Il conflitto finisce, la memoria costruisce
Nel millenovecentodiciotto, la guerra si conclude. L’Italia ottiene le terre promesse, ma piange oltre seicentomila caduti. I reduci tornano cambiati. Le famiglie aspettano chi non tornerà più. Il Paese conta le ferite e costruisce i monumenti, le lapidi, le piazze che portano i nomi dei ragazzi partiti e mai più tornati.
Le città conservano il dolore nei loro silenzi e nelle loro strade. La memoria, però, non si spegne. Ogni ventiquattro maggio, le scuole raccontano la guerra, le bandiere sventolano nei cimiteri militari, i cori intonano La leggenda del Piave.

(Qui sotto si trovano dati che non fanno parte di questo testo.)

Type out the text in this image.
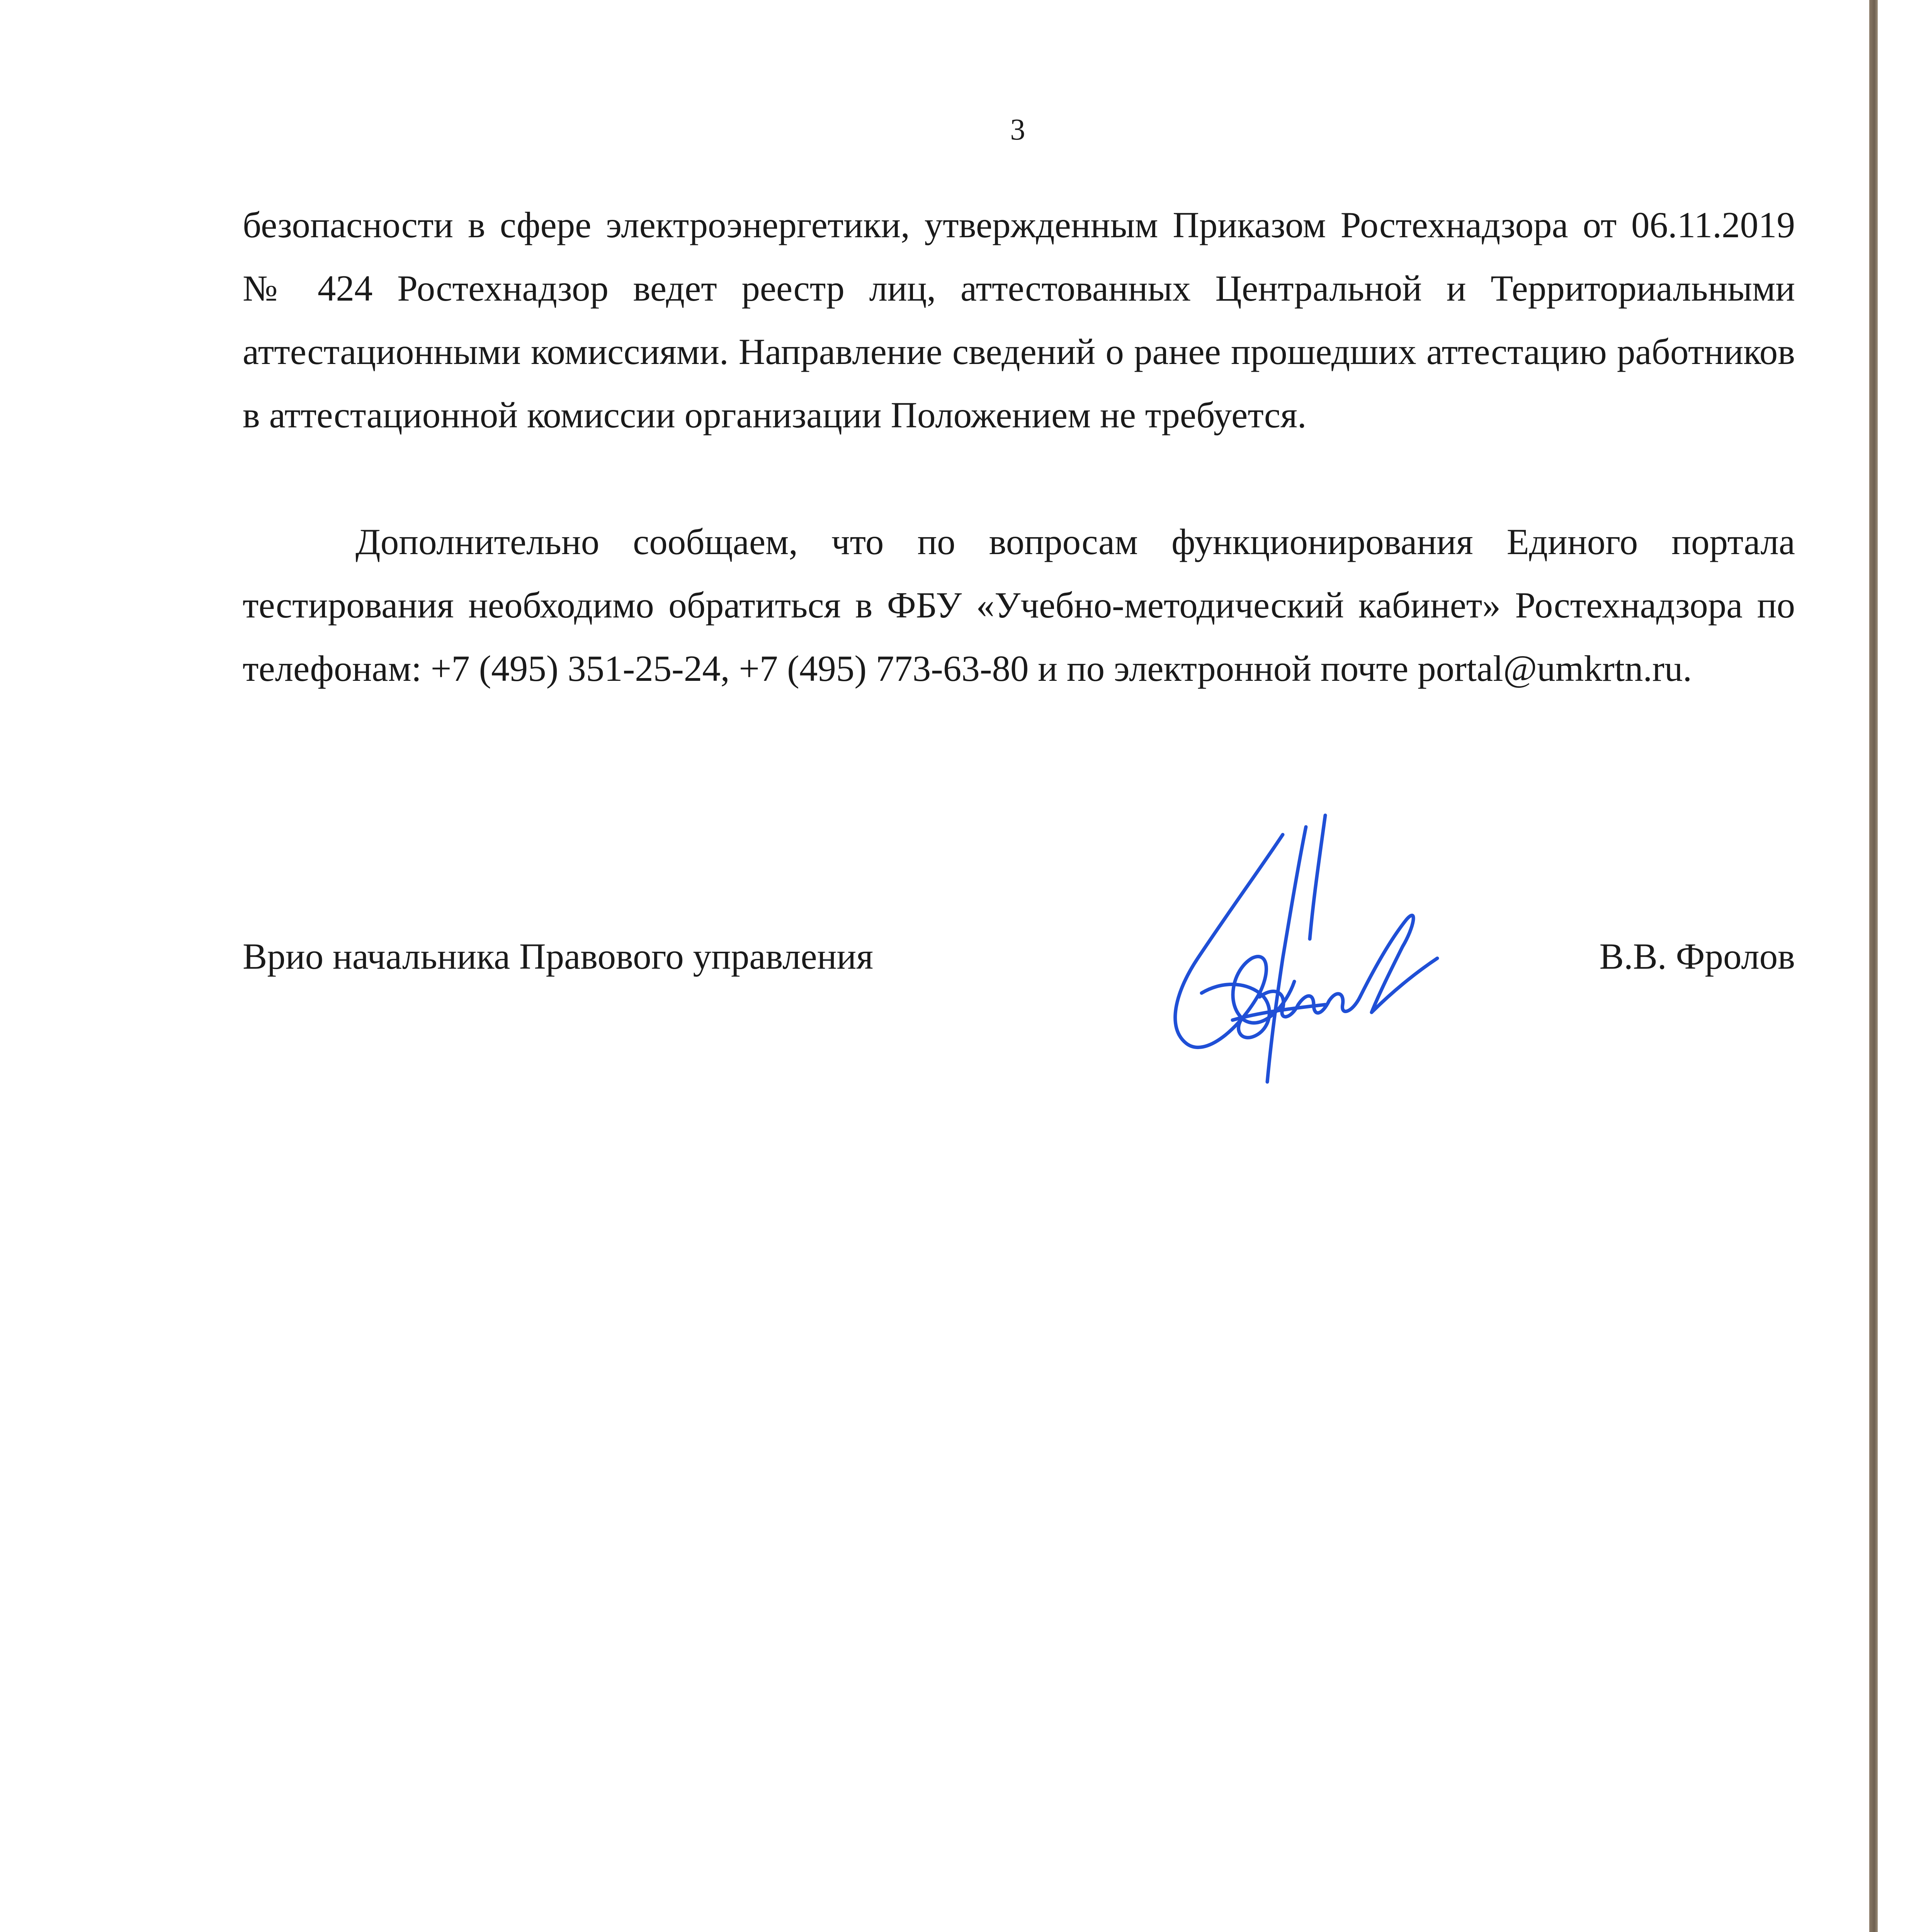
3

безопасности в сфере электроэнергетики, утвержденным Приказом Ростехнадзора от 06.11.2019 № 424 Ростехнадзор ведет реестр лиц, аттестованных Центральной и Территориальными аттестационными комиссиями. Направление сведений о ранее прошедших аттестацию работников в аттестационной комиссии организации Положением не требуется.

Дополнительно сообщаем, что по вопросам функционирования Единого портала тестирования необходимо обратиться в ФБУ «Учебно-методический кабинет» Ростехнадзора по телефонам: +7 (495) 351-25-24, +7 (495) 773-63-80 и по электронной почте portal@umkrtn.ru.

Врио начальника Правового управления	В.В. Фролов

L’Italia non dimentica chi ha donato la vita per un’idea, per un confine, per un sogno di unità.
Il presente ascolta il passato e sceglie il futuro
Il ventiquattro maggio non riguarda solo i soldati, i generali, le battaglie. Parla anche a chi oggi cammina libero nelle città italiane, a chi lavora, studia, sogna in un Paese che altri hanno difeso con la vita.
Ricordare quel giorno significa comprendere che la pace nasce dalla consapevolezza, dalla responsabilità, dalla conoscenza di ciò che è accaduto.
Marcello Veneziani, ancora una volta, offre una riflessione preziosa: una nazione vive finché sa da dove viene, finché non dimentica chi ha camminato prima, finché non smette di onorare le proprie radici.
Il ventiquattro maggio resta scolpito nel cuore d’Italia. Non come un’eco lontana, ma come una chiamata a vivere il presente con occhi attenti e con rispetto per chi ha scelto il dovere alla paura.
Il coraggio degli italiani del millenovecentoquindici continua a parlarci. Ogni anno, quel giorno ci ricorda chi siamo e perché valga la pena esserlo ancora.